Ghana Amalgamated Trust (GAT) will distribute funds raised through a government bond structured for five years and given to the banks as zero-coupon bonds. What this means is that the banks will not pay the interest (21 percent) on the bond yearly, but will do so after the end of the fifth year with the principal. The GAT will also take equities in the banks and exit after the five years.
It was announced that by end of March this year, the bond would be raised and the money hit the five banks’ accounts – namely NIB, ADB, UMB, Prudential and OmniBSIC. But it is June and these banks’ fate remain unknown; in fact, nothing has been publicly said about when the money will hit the accounts of these banks.
Meanwhile, the other 18 banks competing in the same industry with these five banks are well capitalised because they are operating with the new capital requirement, which is 70 percent higher than the previous capital of GH¢120million the five banks are still operating with. The five local banks are therefore less competitive in the industry, as they do not have the same financial muscle as their competitors.
To worsen their situation, the powers that matter seem not to even know when the GAT money will be ready for the banks. At the last Monetary Policy Committee meeting with the media, the central bank Governor, Dr. Ernest Addison, was asked by our journalist Obed Attah Yeboah when the money would be ready. The Governor surprisingly said: “I cannot give you the exact timeline on when the GAT money will hit their accounts. I think we should try to get that information from the GAT”.
The same reporter followed up the Governor’s answer by asking the Managing Director of GAT, Eric Nana Otoo, on Thursday June 6, 2019 the status of the money. He simply answered: ‘At the right time, we will provide an update”.
However, this paper understands that the five banks have signed a pre-contract that binds them to the GAT for two years within which they cannot pull out of the agreement, even though the money has not been made ready yet and six months of the two years have already gone.

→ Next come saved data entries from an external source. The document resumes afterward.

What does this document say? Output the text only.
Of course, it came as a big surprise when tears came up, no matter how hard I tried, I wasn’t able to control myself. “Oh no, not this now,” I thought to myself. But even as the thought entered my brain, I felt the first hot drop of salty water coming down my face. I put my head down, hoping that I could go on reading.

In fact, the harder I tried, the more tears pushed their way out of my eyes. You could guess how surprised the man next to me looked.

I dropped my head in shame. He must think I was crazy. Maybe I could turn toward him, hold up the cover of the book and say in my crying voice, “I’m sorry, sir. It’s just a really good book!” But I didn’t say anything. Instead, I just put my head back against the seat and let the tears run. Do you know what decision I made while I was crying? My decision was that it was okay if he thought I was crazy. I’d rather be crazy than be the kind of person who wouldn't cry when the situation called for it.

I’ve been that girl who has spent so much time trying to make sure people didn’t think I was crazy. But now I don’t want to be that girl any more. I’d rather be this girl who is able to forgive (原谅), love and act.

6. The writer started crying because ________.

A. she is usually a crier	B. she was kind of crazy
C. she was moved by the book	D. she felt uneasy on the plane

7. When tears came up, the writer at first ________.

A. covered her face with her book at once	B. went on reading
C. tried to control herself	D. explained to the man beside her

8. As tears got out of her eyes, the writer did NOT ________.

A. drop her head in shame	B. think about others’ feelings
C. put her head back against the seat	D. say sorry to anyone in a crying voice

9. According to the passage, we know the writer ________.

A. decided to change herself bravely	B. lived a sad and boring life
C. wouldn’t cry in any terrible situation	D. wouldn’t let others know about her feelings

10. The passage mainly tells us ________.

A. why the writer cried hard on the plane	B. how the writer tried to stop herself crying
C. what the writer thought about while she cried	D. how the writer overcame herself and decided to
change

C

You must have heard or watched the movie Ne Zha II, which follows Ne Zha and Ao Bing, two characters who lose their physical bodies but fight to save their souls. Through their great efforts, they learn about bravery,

Commenting on this, banking expert Dr. Richmond Atuahene said it is unacceptable that management of GAT, BoG, and the Ministry of Finance have kept quiet about the issue; adding parliament must haul the Finance Minister or the governor to answer questions.
“If the money has not hit the banks’ account, it means that those five banks are currently non-compliant. Again, it means the banks cannot do what the others banks can do because they are highly undercapitalized; so they are less competitive than their competitors.
“The Ministry of Finance and GAT should come and tell us what the status of the GAT is. Parliament should invite the Finance Minister or the Governor to explain where they are with the GAT money. If he has not gotten the money, he should let us know,” he told the B&FT in an interview.
Yes, commercial banks in the country per the law are required to have at least GH¢400million capital before they can operate. What it essentially means is that the five local banks are operating ‘unlawfully’ because of a certain government-guaranteed bond that has been promised.
It must be remembered that other banks that were unable to meet the capital requirement at the end of last year had their licences revoked or were downgraded to savings and loans companies. So, if five banks are still operating with the same capital for which others had their licences revoked, then the BoG has not treated those banks with fairness and balance.
Again, these ‘GAT banks’ also need the money to boost their minimum capital in order to be competitive in the banking industry. As it stands, they cannot undertake big-ticket transactions their competitors would be able to do. Prolonged starving of funds would be inimical to their survival in this highly competitive industry.
The banking sector plays a very instrumental role in this country’s economy, hence the silence from authorities on this issue is not helping matters. The taxpayer needs answers.